Finding the row want is very similar to finding the column, but because it is visible we don’t need the JS Executor. The hitch here is that when you are doing an xpath based search using a previously found element you need to start it with “./” rather than “//”. To me this is a bit counter intuitive since I think holding the element should reset where ‘the top’ of the document is for the search, but I can also see how this way is correct.

<pre lang="python">    row_names = []
    for row in rows:
        name = row.find_element_by_xpath('./td[starts-with(@id, "RevenueLabel")]')
        row_names.append(name.text)
    which_row = row_names.index(y)
This would be so much easier (and less brittle) if there was id’s, but it does get the specific cell we wanted. The which_[column row] munging happens due to the difference between python’s counting at 0 and xpath’s at 1. Hurray for consistency!
<pre lang="python">    cell = row.find_element_by_xpath('//table[not(@cellspacing)]/tbody/tr[%d]/td[not(@style)][%d]' % ((which_row + 1), (which_column + 2)))

The last thing to deal with is the actual contents of the cell, which as mentioned is itself a table. In an ideal world there would be hints in the elements itself through something like a data-* attribute which point we could just loop over things and build a dictionary automagically.

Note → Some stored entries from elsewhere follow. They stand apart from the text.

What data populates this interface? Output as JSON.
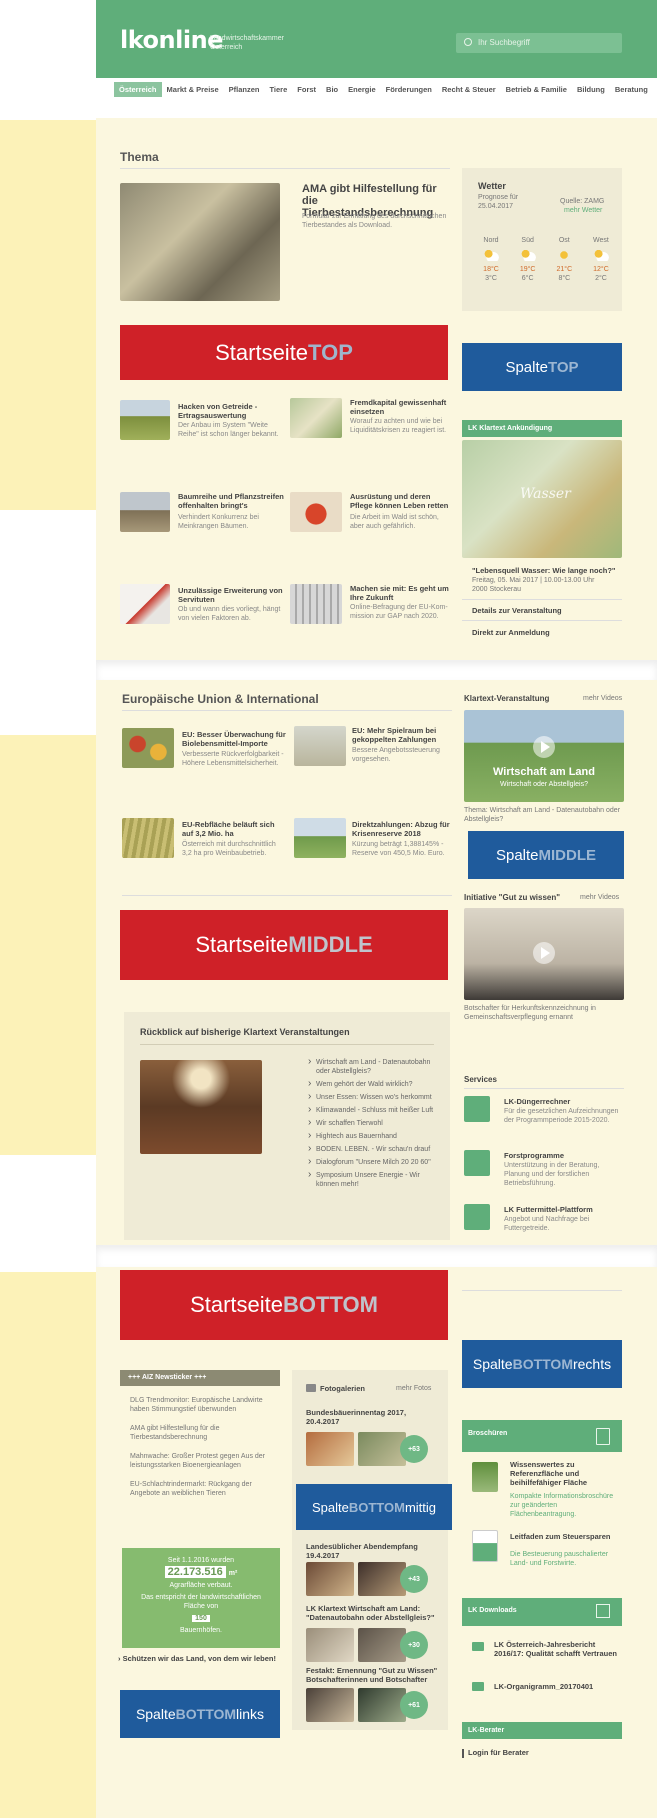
{
  "header": {
    "logo": "lkonline",
    "logo_sub_1": "Landwirtschaftskammer",
    "logo_sub_2": "Österreich",
    "search_placeholder": "Ihr Suchbegriff"
  },
  "nav": {
    "items": [
      "Österreich",
      "Markt & Preise",
      "Pflanzen",
      "Tiere",
      "Forst",
      "Bio",
      "Energie",
      "Förderungen",
      "Recht & Steuer",
      "Betrieb & Familie",
      "Bildung",
      "Beratung"
    ]
  },
  "thema": {
    "title": "Thema",
    "lead_title": "AMA gibt Hilfestellung für die Tierbestandsberechnung",
    "lead_body": "Formular zur Ermittlung des durchschnittlichen Tierbestandes als Download.",
    "articles": [
      {
        "title": "Hacken von Getreide - Ertragsauswertung",
        "body": "Der Anbau im System \"Weite Reihe\" ist schon länger bekannt."
      },
      {
        "title": "Fremdkapital gewissenhaft einsetzen",
        "body": "Worauf zu achten und wie bei Liquiditätskrisen zu reagiert ist."
      },
      {
        "title": "Baumreihe und Pflanzstreifen offenhalten bringt's",
        "body": "Verhindert Konkurrenz bei Meinkrangen Bäumen."
      },
      {
        "title": "Ausrüstung und deren Pflege können Leben retten",
        "body": "Die Arbeit im Wald ist schön, aber auch gefährlich."
      },
      {
        "title": "Unzulässige Erweiterung von Servituten",
        "body": "Ob und wann dies vorliegt, hängt von vielen Faktoren ab."
      },
      {
        "title": "Machen sie mit: Es geht um Ihre Zukunft",
        "body": "Online-Befragung der EU-Kom-mission zur GAP nach 2020."
      }
    ]
  },
  "weather": {
    "title": "Wetter",
    "forecast": "Prognose für",
    "date": "25.04.2017",
    "source": "Quelle: ZAMG",
    "more": "mehr Wetter",
    "regions": [
      "Nord",
      "Süd",
      "Ost",
      "West"
    ],
    "highs": [
      "18°C",
      "19°C",
      "21°C",
      "12°C"
    ],
    "lows": [
      "3°C",
      "6°C",
      "8°C",
      "2°C"
    ]
  },
  "klartext": {
    "bar": "LK Klartext Ankündigung",
    "event_title": "\"Lebensquell Wasser: Wie lange noch?\"",
    "event_date": "Freitag, 05. Mai 2017 | 10.00-13.00 Uhr",
    "event_place": "2000 Stockerau",
    "link1": "Details zur Veranstaltung",
    "link2": "Direkt zur Anmeldung"
  },
  "labels": {
    "start_top_a": "Startseite ",
    "start_top_b": "TOP",
    "spalte_top_a": "Spalte ",
    "spalte_top_b": "TOP",
    "start_mid_a": "Startseite ",
    "start_mid_b": "MIDDLE",
    "spalte_mid_a": "Spalte ",
    "spalte_mid_b": "MIDDLE",
    "start_bot_a": "Startseite ",
    "start_bot_b": "BOTTOM",
    "spalte_bot_r_a": "Spalte ",
    "spalte_bot_r_b": "BOTTOM",
    "spalte_bot_r_c": " rechts",
    "spalte_bot_m_a": "Spalte ",
    "spalte_bot_m_b": "BOTTOM",
    "spalte_bot_m_c": " mittig",
    "spalte_bot_l_a": "Spalte ",
    "spalte_bot_l_b": "BOTTOM",
    "spalte_bot_l_c": " links"
  },
  "eu": {
    "title": "Europäische Union & International",
    "articles": [
      {
        "title": "EU: Besser Überwachung für Biolebensmittel-Importe",
        "body": "Verbesserte Rückverfolgbarkeit - Höhere Lebensmittelsicherheit."
      },
      {
        "title": "EU: Mehr Spielraum bei gekoppelten Zahlungen",
        "body": "Bessere Angebotssteuerung vorgesehen."
      },
      {
        "title": "EU-Rebfläche beläuft sich auf 3,2 Mio. ha",
        "body": "Österreich mit durchschnittlich 3,2 ha pro Weinbaubetrieb."
      },
      {
        "title": "Direktzahlungen: Abzug für Krisenreserve 2018",
        "body": "Kürzung beträgt 1,388145% - Reserve von 450,5 Mio. Euro."
      }
    ]
  },
  "klartext_video": {
    "title": "Klartext-Veranstaltung",
    "more": "mehr Videos",
    "video_text_1": "Wirtschaft am Land",
    "video_text_2": "Wirtschaft oder Abstellgleis?",
    "caption": "Thema: Wirtschaft am Land - Datenautobahn oder Abstellgleis?"
  },
  "gut_video": {
    "title": "Initiative \"Gut zu wissen\"",
    "more": "mehr Videos",
    "caption": "Botschafter für Herkunftskennzeichnung in Gemeinschaftsverpflegung ernannt"
  },
  "rueckblick": {
    "title": "Rückblick auf bisherige Klartext Veranstaltungen",
    "items": [
      "Wirtschaft am Land - Datenautobahn oder Abstellgleis?",
      "Wem gehört der Wald wirklich?",
      "Unser Essen: Wissen wo's herkommt",
      "Klimawandel - Schluss mit heißer Luft",
      "Wir schaffen Tierwohl",
      "Hightech aus Bauernhand",
      "BODEN. LEBEN. - Wir schau'n drauf",
      "Dialogforum \"Unsere Milch 20 20 60\"",
      "Symposium Unsere Energie - Wir können mehr!"
    ]
  },
  "services": {
    "title": "Services",
    "items": [
      {
        "title": "LK-Düngerrechner",
        "body": "Für die gesetzlichen Aufzeichnungen der Programmperiode 2015-2020."
      },
      {
        "title": "Forstprogramme",
        "body": "Unterstützung in der Beratung, Planung und der forstlichen Betriebsführung."
      },
      {
        "title": "LK Futtermittel-Plattform",
        "body": "Angebot und Nachfrage bei Futtergetreide."
      }
    ]
  },
  "newsticker": {
    "bar": "+++ AIZ Newsticker +++",
    "items": [
      "DLG Trendmonitor: Europäische Landwirte haben Stimmungstief überwunden",
      "AMA gibt Hilfestellung für die Tierbestandsberechnung",
      "Mahnwache: Großer Protest gegen Aus der leistungsstarken Bioenergieanlagen",
      "EU-Schlachtrindermarkt: Rückgang der Angebote an weiblichen Tieren"
    ]
  },
  "counter": {
    "line1": "Seit 1.1.2016 wurden",
    "number": "22.173.516",
    "unit": "m²",
    "line2": "Agrarfläche verbaut.",
    "line3": "Das entspricht der landwirtschaftlichen Fläche von",
    "count": "150",
    "line4": "Bauernhöfen.",
    "link": "Schützen wir das Land, von dem wir leben!"
  },
  "fotos": {
    "title": "Fotogalerien",
    "more": "mehr Fotos",
    "items": [
      {
        "title": "Bundesbäuerinnentag 2017, 20.4.2017",
        "count": "+63"
      },
      {
        "title": "Landesüblicher Abendempfang 19.4.2017",
        "count": "+43"
      },
      {
        "title": "LK Klartext Wirtschaft am Land: \"Datenautobahn oder Abstellgleis?\"",
        "count": "+30"
      },
      {
        "title": "Festakt: Ernennung \"Gut zu Wissen\" Botschafterinnen und Botschafter",
        "count": "+61"
      }
    ]
  },
  "brosch": {
    "bar": "Broschüren",
    "items": [
      {
        "title": "Wissenswertes zu Referenzfläche und beihilfefähiger Fläche",
        "body": "Kompakte Informationsbroschüre zur geänderten Flächenbeantragung."
      },
      {
        "title": "Leitfaden zum Steuersparen",
        "body": "Die Besteuerung pauschalierter Land- und Forstwirte."
      }
    ]
  },
  "downloads": {
    "bar": "LK Downloads",
    "items": [
      "LK Österreich-Jahresbericht 2016/17: Qualität schafft Vertrauen",
      "LK-Organigramm_20170401"
    ]
  },
  "berater": {
    "bar": "LK-Berater",
    "link": "Login für Berater"
  },
  "colors": {
    "green": "#5fae7a",
    "red": "#cf2128",
    "blue": "#1f5b9c",
    "cream": "#fbf7df",
    "yellow": "#fcf2b8"
  }
}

But there isn’t so we’ll do it by hand. (I’m only doing the first one for this example…)

<pre lang="python">    # cell contents (there are different 'types' of cell contents)
    data = {}
    things = cell.find_elements_by_xpath('./div/table/tbody/tr')
    for thing in things:
        first_inner_thing = thing.find_element_by_css_selector('td')
        if first_inner_thing.text == "Monkey":
            data["Monkey"] = thing.find_element_by_xpath('./td[2]').text
        # check the other characteristics of the data...
        
    return data

With that in place, you can refer to individual bits like so.

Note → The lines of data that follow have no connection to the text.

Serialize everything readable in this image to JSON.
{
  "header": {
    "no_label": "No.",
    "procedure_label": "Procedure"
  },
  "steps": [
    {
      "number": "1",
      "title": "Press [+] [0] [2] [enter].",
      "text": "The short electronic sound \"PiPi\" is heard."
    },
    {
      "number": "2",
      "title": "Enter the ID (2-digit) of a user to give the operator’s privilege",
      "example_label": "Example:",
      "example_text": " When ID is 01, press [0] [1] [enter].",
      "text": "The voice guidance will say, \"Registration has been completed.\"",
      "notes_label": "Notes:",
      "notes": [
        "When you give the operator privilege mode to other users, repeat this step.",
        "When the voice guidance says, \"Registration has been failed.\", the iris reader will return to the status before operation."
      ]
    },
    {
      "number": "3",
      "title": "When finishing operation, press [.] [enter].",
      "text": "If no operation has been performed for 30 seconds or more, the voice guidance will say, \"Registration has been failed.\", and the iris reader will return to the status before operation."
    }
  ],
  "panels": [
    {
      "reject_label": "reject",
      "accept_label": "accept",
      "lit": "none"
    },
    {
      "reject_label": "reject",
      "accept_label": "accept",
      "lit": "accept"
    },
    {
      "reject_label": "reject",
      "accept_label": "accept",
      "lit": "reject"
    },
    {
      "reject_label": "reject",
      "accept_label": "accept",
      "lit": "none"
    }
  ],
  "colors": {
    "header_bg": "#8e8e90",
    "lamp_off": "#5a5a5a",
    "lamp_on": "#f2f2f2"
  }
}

<pre lang="python">driver = Remote(desired_capabilities=DesiredCapabilities().FIREFOX)
try:
    driver.get('file:///Users/adam/tmp/tables/cells.html')
    cell = get_cell_at("C", "Prod Group 142")
    assert(cell["Monkey"] == "370.155")
finally:
    driver.quit()

Phew! The moral of this story? Be nice to your future automators and put things that identify columns and rows and cell data. Oh, and that even a solution as peppered with brittle locators but does the job is still better than one that doesn’t.